Lord, I have so skillfully learned to explain everything to myself with karma! The practice of humility led me to total devastation. I realized that I had replaced humility with complete suppression of myself. On the surface, there was an ideal relationship, an example for others, one might say, a sermon and the sweet pleasure of mentoring. But in this relationship there was also a second side, which I did not dare to think about. This is spiritual and moral violence, the substitution of values. For example, it was formed in the mind that sex is a base pleasure, and the need of the body is suppressed and condemned. Emotions are rejected, only joy is welcome.

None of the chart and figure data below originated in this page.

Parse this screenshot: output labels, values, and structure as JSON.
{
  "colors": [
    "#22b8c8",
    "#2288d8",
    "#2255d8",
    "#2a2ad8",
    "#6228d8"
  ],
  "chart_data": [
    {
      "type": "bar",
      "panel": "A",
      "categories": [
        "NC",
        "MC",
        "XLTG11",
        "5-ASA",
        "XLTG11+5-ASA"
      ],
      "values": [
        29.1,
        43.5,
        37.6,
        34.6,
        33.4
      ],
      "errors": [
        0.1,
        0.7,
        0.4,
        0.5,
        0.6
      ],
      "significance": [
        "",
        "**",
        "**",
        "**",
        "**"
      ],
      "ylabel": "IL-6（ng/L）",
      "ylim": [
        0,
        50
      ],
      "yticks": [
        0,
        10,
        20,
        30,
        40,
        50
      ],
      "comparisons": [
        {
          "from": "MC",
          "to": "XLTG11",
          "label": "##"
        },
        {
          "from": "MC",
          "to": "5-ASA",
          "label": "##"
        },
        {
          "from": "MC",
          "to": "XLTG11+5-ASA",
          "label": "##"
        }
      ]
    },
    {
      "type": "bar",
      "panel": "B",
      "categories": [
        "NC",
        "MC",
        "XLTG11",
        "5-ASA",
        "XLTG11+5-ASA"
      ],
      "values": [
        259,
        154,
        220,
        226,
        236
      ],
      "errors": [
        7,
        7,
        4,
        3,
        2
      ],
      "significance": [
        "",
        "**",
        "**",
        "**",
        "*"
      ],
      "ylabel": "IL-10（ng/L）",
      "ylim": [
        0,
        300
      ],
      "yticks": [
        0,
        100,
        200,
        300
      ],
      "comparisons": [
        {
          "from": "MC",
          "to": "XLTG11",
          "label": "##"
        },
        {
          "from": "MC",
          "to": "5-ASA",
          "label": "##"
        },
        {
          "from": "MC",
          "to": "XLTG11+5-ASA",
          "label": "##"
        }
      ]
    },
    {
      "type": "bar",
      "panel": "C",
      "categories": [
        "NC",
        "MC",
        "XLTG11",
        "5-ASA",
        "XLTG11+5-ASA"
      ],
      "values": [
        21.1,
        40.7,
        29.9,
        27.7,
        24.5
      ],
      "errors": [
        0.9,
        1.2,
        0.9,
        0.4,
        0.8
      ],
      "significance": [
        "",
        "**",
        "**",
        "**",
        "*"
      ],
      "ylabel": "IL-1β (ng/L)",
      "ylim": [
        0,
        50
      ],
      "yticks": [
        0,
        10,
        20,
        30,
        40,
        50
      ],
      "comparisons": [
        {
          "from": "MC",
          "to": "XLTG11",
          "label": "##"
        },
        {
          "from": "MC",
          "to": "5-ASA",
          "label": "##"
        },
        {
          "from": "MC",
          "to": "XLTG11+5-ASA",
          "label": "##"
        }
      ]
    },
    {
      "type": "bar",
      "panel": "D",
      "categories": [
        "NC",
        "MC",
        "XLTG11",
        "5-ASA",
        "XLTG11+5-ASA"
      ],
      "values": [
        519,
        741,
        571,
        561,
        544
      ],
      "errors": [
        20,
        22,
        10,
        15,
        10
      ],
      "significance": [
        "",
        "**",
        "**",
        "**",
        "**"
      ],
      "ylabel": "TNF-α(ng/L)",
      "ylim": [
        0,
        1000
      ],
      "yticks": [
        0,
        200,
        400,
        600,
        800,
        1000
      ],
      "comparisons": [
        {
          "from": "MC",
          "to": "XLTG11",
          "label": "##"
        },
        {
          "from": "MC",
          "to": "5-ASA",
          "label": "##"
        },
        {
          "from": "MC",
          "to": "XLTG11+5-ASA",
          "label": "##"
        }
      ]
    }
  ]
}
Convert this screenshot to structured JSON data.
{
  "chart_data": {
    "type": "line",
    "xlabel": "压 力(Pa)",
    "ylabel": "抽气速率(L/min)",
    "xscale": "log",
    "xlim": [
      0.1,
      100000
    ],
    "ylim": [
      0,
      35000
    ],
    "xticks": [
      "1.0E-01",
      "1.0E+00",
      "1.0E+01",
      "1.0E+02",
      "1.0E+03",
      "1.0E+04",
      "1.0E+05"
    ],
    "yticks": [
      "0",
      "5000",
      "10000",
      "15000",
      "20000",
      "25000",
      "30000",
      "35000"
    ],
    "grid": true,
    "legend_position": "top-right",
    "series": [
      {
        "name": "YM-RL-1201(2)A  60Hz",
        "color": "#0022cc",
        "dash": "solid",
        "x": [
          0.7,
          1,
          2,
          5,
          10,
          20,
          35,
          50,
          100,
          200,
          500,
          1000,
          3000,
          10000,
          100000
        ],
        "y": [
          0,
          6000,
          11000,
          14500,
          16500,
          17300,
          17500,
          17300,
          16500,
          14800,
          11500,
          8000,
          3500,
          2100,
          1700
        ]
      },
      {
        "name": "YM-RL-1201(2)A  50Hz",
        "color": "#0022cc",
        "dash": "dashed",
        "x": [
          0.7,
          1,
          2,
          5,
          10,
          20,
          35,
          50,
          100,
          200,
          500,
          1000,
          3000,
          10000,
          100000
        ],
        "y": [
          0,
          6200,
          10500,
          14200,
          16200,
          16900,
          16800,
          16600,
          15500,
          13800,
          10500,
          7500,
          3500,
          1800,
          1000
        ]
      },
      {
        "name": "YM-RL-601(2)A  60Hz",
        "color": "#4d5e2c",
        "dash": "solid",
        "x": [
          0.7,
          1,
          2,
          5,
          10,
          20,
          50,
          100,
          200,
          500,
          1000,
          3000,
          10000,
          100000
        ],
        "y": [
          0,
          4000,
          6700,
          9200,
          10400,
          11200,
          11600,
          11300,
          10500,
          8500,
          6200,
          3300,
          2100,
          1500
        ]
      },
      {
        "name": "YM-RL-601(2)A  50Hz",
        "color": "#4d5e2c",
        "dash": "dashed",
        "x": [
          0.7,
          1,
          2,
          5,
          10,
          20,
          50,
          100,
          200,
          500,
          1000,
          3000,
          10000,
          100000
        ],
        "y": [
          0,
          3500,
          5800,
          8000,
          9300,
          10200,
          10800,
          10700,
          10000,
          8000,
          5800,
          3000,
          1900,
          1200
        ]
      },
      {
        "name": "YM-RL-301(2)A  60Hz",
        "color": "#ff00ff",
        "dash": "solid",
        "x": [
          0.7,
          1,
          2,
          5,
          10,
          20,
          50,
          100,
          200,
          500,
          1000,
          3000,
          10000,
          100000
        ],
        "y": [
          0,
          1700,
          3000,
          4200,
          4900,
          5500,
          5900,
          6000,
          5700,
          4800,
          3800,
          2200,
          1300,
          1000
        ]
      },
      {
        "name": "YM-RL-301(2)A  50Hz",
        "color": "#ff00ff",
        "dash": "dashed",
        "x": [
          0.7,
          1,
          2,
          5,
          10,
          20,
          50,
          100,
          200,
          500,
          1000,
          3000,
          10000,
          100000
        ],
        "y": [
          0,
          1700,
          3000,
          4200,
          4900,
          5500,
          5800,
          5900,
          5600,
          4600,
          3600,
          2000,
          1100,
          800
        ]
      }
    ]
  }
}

Vegetarianism is imposed as a necessity.

I stopped feeling how you can and cannot be with me.

Anger is an obscene feeling for the spiritually developing, therefore it is actively pushed out of the psyche. If you ask a spiritually duped person, he will honestly say - "I do not feel angry" and he is not lying. Who would have thought that when anger is repressed, it forms an environment of trauma (retroflection in gestalt therapy). It is easier to say that in a person's life there is a series of bruises, cuts, possibly fractures, illnesses, or, in any case, suicide.

Yes, this is such an insidious thing - the energy of feelings, it does not dissolve anywhere and is so interesting that it pushes us towards personal and maybe spiritual development.

In order to return to your own I (please do not confuse it with egoism), you need to learn to recognize needs, develop the ability to realize desires, taking into account the formed personal values.